Thursday, May 05, 2005

SELECTED SHORTS. Saw a few movies:

The Red Violin. This Girard is an odd duck. If I hadn't seen Thirty-Two Short Films About Glenn Gould I would have expected something like Diva. Well, while The Red Violin is episodic, it's also got a big old McGuffin to pull you through: artistic inspiration as a barrier-breaking, life-changing motive-force. Plenty of other movies have worked this side of the street -- Lust for Life, Quills, Dr. Zhivago, etc. But using the violin and its sad backstory instead of a single artist-hero makes the trick a little dicier. It's easier to identify with the madness of Kirk Douglas than to imagine oneself risking the wrath of Maoist thugs for the music of John Corigliano. But I was impressed by the clever and highly specific takes on historical eras, especially the opium-addled British Romantics. And I wonder why Sam Jackson doesn't do more roles like this where he can, you know, act. Because he's very good at it.

Wag The Dog. Speaking as a jaded roue myself, I admired the unshakable cynicism, which has given the film life past its heyday as a Clinton joke. I didn't like DeNiro's performance. I'm sick of seeing him tuck the corners of his mouth, especially since watching him do it in that wretched Scorsese ad for American Express; it's become his personal Del Sarte schtick for "I don't know how to handle this emotion, folks." Wasn't Ron Silver available? Dustin Hoffman is more the thing. There's a man comfortable with his solipsism! Props also to Woody Harrelson, who made me think of Thurber's "The Greatest Man in the World."
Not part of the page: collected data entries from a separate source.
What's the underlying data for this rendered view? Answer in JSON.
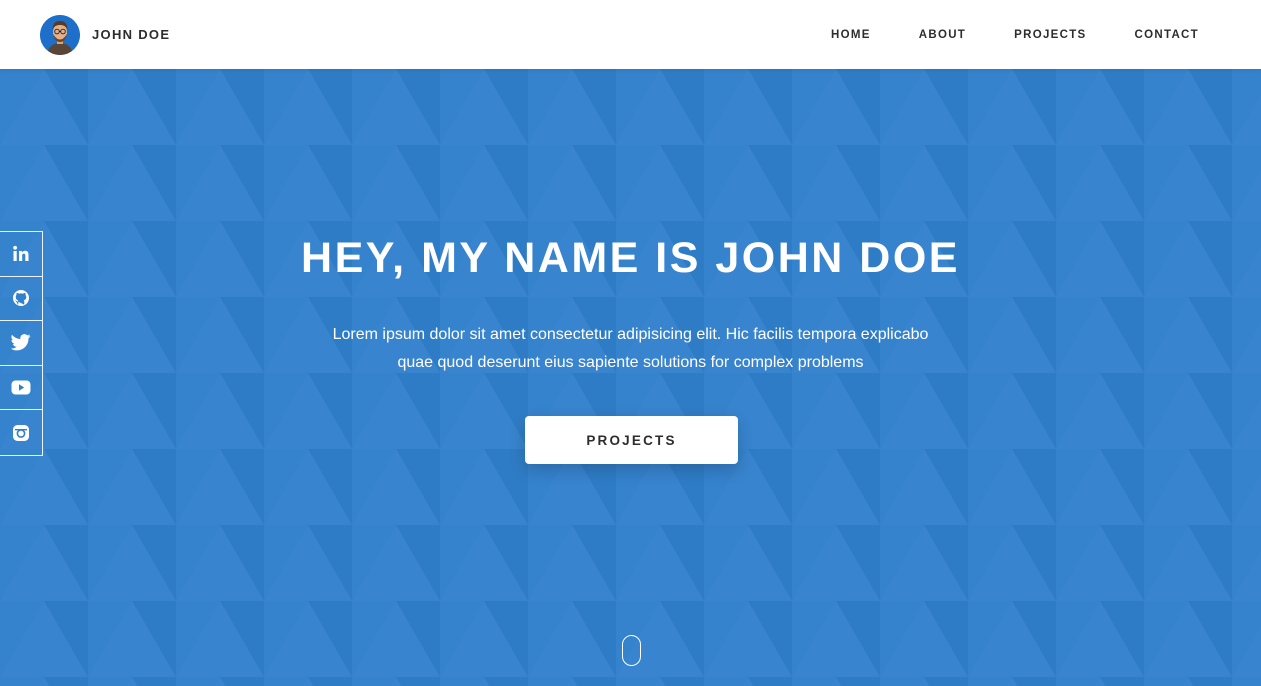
{
  "header": {
    "brand_name": "JOHN DOE",
    "nav": [
      "HOME",
      "ABOUT",
      "PROJECTS",
      "CONTACT"
    ]
  },
  "hero": {
    "title": "HEY, MY NAME IS JOHN DOE",
    "text_line1": "Lorem ipsum dolor sit amet consectetur adipisicing elit. Hic facilis tempora explicabo",
    "text_line2": "quae quod deserunt eius sapiente solutions for complex problems",
    "button_label": "PROJECTS"
  },
  "social": [
    "linkedin-icon",
    "github-icon",
    "twitter-icon",
    "youtube-icon",
    "instagram-icon"
  ],
  "colors": {
    "hero_bg": "#3180cc",
    "accent": "#1e6fc9",
    "text_dark": "#2d2d2d",
    "white": "#ffffff"
  }
}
Hotel Rwanda. The best thing about it is: no arc. Shit just keeps coming, and Don Cheadle just keeps putting on his nice clothes and taking care of increasingly precarious business. The scenes of horror are suitably appalling, but cleverly titrated so that you don't grow too numb to take them in. The madness seems as if it will never stop, and every un-mad moment is only carved out of it by the righteous will and cunning you have seen expended. By the end, even the money-shot restoration of (some of) Rusesabagina's extended family can't deceive you into thinking that the story is really over -- it merely pauses, in medium-long shot, to acknowledge a moment of grace before the film runs out. It's no shock that Terry George also wrote the relentlessly grim The Boxer, but it is a surprise -- a pleasant one -- that he was again given such a big canvas for so muddy-bleak a vision.